Bien vistos, Acuña y De Soto representan lo mismo, y es por eso que comparten el riesgo de ser eliminados de la carrera electoral.

    Mario Ghibellini
    Por

    Periodista

    "Pero si lo que hay es solo una ojeriza contra su enjundia proverbial, hacemos un voto por la salvación de los doctorcitos". (Ilustración: Víctor Aguilar)
    "Pero si lo que hay es solo una ojeriza contra su enjundia proverbial, hacemos un voto por la salvación de los doctorcitos". (Ilustración: Víctor Aguilar)

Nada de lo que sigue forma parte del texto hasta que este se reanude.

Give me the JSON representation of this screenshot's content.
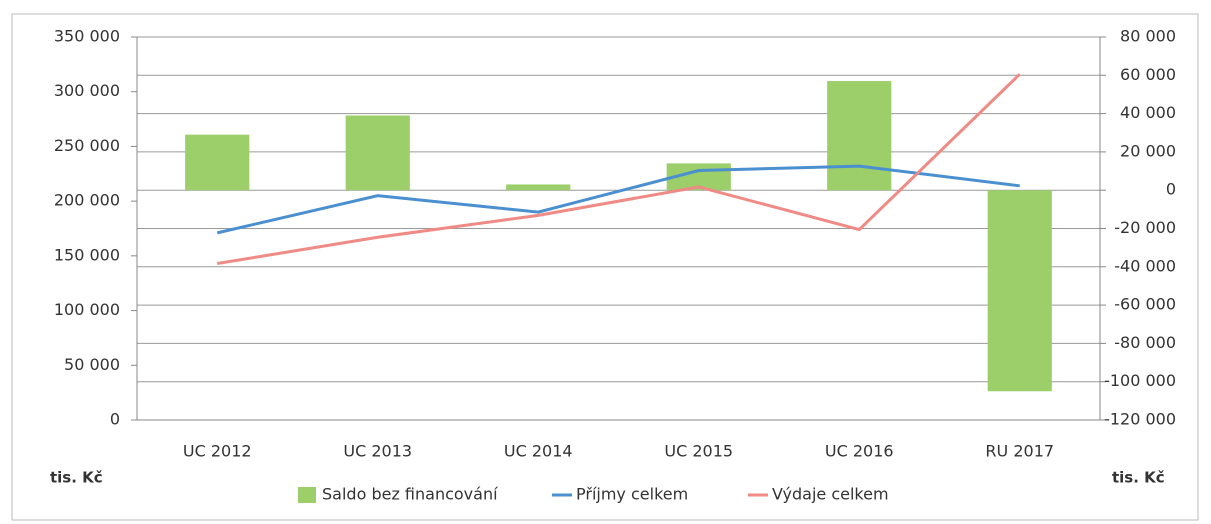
{
  "chart_data": {
    "type": "combo",
    "categories": [
      "UC 2012",
      "UC 2013",
      "UC 2014",
      "UC 2015",
      "UC 2016",
      "RU 2017"
    ],
    "series": [
      {
        "name": "Saldo bez financování",
        "type": "bar",
        "axis": "y2",
        "color": "#9ccf6a",
        "values": [
          29000,
          39000,
          3000,
          14000,
          57000,
          -105000
        ]
      },
      {
        "name": "Příjmy celkem",
        "type": "line",
        "color": "#4a8fcf",
        "values": [
          171000,
          205000,
          190000,
          228000,
          232000,
          214000
        ]
      },
      {
        "name": "Výdaje celkem",
        "type": "line",
        "color": "#ef8a85",
        "values": [
          143000,
          167000,
          187000,
          213000,
          174000,
          316000
        ]
      }
    ],
    "ylim": [
      0,
      350000
    ],
    "yticks": [
      0,
      {
        "value": 50000,
        "label": "50 000"
      },
      {
        "value": 100000,
        "label": "100 000"
      },
      {
        "value": 150000,
        "label": "150 000"
      },
      {
        "value": 200000,
        "label": "200 000"
      },
      {
        "value": 250000,
        "label": "250 000"
      },
      {
        "value": 300000,
        "label": "300 000"
      },
      {
        "value": 350000,
        "label": "350 000"
      }
    ],
    "y2lim": [
      -120000,
      80000
    ],
    "y2ticks": [
      {
        "value": -120000,
        "label": "-120 000"
      },
      {
        "value": -100000,
        "label": "-100 000"
      },
      {
        "value": -80000,
        "label": "-80 000"
      },
      {
        "value": -60000,
        "label": "-60 000"
      },
      {
        "value": -40000,
        "label": "-40 000"
      },
      {
        "value": -20000,
        "label": "-20 000"
      },
      0,
      {
        "value": 20000,
        "label": "20 000"
      },
      {
        "value": 40000,
        "label": "40 000"
      },
      {
        "value": 60000,
        "label": "60 000"
      },
      {
        "value": 80000,
        "label": "80 000"
      }
    ],
    "ylabel": "tis. Kč",
    "y2label": "tis. Kč",
    "grid": true,
    "legend": "bottom"
  }
}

    Mientras los ciudadanos de a pie somos amenazados por un severo rebrote de la epidemia del COVID-19, a los aspirantes presidenciales los persigue una peste distinta: la de las tachas que podrían acabar sacándolos de la carrera que con tanto fervor han iniciado. Todos recordamos cómo en el 2016 un formalismo le impidió correr a Julio Guzmán (una frustración de la que luego se resarció largamente) y cómo unas distraídas donaciones hicieron lo propio con César Acuña. Y si bien esa circunstancia les permitió trazar en los años siguientes mundos paralelos en los que ellos sin duda habrían alcanzado la victoria y habrían convertido al Perú en la tierra de Jauja, no se puede negar que, a raíz de sus ausencias, la oferta electoral y la diversión se vieron en aquella ocasión reducidas.